Human and nonhuman primate embryonic stem cells (ESC) have the potential to provide unlimited supplies of healthy cells for the implementation of regenerative medicine and the reconstitution of diseased organs. Yet, equally significant is their potential for providing insights into fundamental principles and mechanisms of early human development. One of the greatest gaps in our knowledge is at the periimplantation stage of human embryonic development, due to limitations on the experimental use of human embryos. We have developed a paradigm with human ESC-derived embryoid bodies which promotes the initiation of trophoblast differentiation, and enhances their differentiated function by culture in extracellular matrix environments. Yet, limitations remain in the use of human cells for in vivo experiments. We thus propose to adapt this in vitro paradigm to rhesus monkey ESC (rESC) and expand it to an in vivo implantation model with rESC-derived embryoid bodies with 2 specific aims:
Specific Aim 1. To define trophoblastformation and differentiation (including MHC class I expression) in rESC in response to soluble factors, extracellular matrix environments, and transcriptional intervention.

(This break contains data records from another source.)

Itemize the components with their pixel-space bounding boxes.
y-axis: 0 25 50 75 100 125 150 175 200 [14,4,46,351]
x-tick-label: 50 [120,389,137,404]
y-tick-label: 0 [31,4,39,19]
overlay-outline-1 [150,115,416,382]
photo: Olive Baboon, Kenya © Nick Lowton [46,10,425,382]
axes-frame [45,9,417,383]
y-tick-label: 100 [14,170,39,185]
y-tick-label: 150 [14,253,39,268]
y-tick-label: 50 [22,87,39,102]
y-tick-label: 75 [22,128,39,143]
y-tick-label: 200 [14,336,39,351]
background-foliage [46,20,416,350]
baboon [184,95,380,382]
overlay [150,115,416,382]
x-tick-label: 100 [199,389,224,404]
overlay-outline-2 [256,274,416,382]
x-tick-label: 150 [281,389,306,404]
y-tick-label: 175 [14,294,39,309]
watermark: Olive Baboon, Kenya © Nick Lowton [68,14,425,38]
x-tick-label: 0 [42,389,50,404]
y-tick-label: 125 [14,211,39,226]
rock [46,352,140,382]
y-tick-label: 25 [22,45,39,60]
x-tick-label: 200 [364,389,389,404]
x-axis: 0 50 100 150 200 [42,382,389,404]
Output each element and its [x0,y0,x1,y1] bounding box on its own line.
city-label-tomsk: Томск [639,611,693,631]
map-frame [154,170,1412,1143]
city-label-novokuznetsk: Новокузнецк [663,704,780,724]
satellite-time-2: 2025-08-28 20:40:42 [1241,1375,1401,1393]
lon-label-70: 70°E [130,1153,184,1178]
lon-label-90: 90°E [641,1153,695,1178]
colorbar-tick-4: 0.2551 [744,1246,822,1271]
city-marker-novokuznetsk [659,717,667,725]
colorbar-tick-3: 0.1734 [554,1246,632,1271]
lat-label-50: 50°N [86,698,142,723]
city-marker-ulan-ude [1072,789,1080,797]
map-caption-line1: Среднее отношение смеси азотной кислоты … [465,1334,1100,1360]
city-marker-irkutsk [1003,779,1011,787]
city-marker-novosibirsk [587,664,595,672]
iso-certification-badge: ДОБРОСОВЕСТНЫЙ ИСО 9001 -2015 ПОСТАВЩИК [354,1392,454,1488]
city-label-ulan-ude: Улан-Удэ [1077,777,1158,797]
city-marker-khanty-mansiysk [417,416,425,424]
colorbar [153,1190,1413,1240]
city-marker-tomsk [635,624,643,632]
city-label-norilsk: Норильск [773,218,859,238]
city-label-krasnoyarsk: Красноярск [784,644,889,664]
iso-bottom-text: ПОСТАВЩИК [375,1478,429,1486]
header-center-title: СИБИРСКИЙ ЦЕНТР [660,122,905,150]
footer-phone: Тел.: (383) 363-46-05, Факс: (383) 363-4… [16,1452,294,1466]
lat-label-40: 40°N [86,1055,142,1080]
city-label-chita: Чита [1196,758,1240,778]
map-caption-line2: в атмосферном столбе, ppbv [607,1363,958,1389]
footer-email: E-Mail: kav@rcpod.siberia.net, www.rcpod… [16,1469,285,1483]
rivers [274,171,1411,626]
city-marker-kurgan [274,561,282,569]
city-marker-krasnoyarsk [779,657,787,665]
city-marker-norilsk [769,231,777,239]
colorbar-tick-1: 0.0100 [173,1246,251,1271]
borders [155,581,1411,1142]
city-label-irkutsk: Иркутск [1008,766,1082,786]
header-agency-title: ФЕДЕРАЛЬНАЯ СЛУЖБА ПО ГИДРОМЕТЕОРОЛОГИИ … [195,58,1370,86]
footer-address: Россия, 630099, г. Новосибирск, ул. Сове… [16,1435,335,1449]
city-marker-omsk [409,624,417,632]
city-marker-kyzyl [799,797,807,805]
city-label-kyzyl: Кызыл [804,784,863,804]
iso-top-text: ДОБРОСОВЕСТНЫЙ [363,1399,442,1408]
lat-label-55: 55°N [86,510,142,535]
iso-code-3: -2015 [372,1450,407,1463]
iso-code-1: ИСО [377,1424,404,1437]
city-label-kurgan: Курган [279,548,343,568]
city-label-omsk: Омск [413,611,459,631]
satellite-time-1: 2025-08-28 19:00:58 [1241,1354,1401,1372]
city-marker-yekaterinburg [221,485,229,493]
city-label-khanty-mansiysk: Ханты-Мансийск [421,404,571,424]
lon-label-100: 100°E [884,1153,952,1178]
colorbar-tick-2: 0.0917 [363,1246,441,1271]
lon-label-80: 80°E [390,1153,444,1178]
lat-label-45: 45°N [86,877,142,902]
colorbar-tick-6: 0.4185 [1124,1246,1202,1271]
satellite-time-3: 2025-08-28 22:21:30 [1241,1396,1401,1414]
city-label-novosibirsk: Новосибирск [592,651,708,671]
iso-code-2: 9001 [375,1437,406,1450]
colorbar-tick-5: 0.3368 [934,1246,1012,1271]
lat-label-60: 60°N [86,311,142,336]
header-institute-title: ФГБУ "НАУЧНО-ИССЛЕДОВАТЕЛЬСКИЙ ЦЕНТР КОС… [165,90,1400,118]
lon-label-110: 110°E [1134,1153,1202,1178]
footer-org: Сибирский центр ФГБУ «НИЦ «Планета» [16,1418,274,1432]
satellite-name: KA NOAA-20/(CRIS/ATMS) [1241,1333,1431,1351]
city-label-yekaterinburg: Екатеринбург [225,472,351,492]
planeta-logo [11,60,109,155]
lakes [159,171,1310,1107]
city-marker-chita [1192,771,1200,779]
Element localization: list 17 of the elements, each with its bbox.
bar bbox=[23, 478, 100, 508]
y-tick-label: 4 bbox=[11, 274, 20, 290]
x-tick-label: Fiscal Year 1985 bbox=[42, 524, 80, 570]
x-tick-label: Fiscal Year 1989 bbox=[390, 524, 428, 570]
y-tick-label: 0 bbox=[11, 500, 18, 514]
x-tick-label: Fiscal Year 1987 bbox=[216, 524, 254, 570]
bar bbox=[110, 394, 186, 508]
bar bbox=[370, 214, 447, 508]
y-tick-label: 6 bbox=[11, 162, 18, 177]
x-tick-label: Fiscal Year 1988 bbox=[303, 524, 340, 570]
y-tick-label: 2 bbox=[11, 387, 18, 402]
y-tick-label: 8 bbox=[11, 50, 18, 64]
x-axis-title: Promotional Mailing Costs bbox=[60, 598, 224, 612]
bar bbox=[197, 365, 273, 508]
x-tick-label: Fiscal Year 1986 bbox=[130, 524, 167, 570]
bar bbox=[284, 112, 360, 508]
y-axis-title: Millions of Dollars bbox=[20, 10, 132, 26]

Specific Aim 2. To perform in vivo transfer of rhesus embryoid bodies to evaluate trophoblast differentiation and endometrial responses at a eutopic uterine site. Few models exist for research specifically relevant to human embryonic development and implantation. The embryoid body (EB) model shows substantial promise in allowing the study of human placental morphogenesis, based on functional and morphological correlates of trophoblast function. Our proposed studies will establish a nonhuman primate resource to model placental development and morphogenesis. In addition, the definition of the MHC expression within rhesus ES cells and their derivatives has significance for transplantation biology and immunology as well as implantation biology and development of the extraembryonic fetal membranes.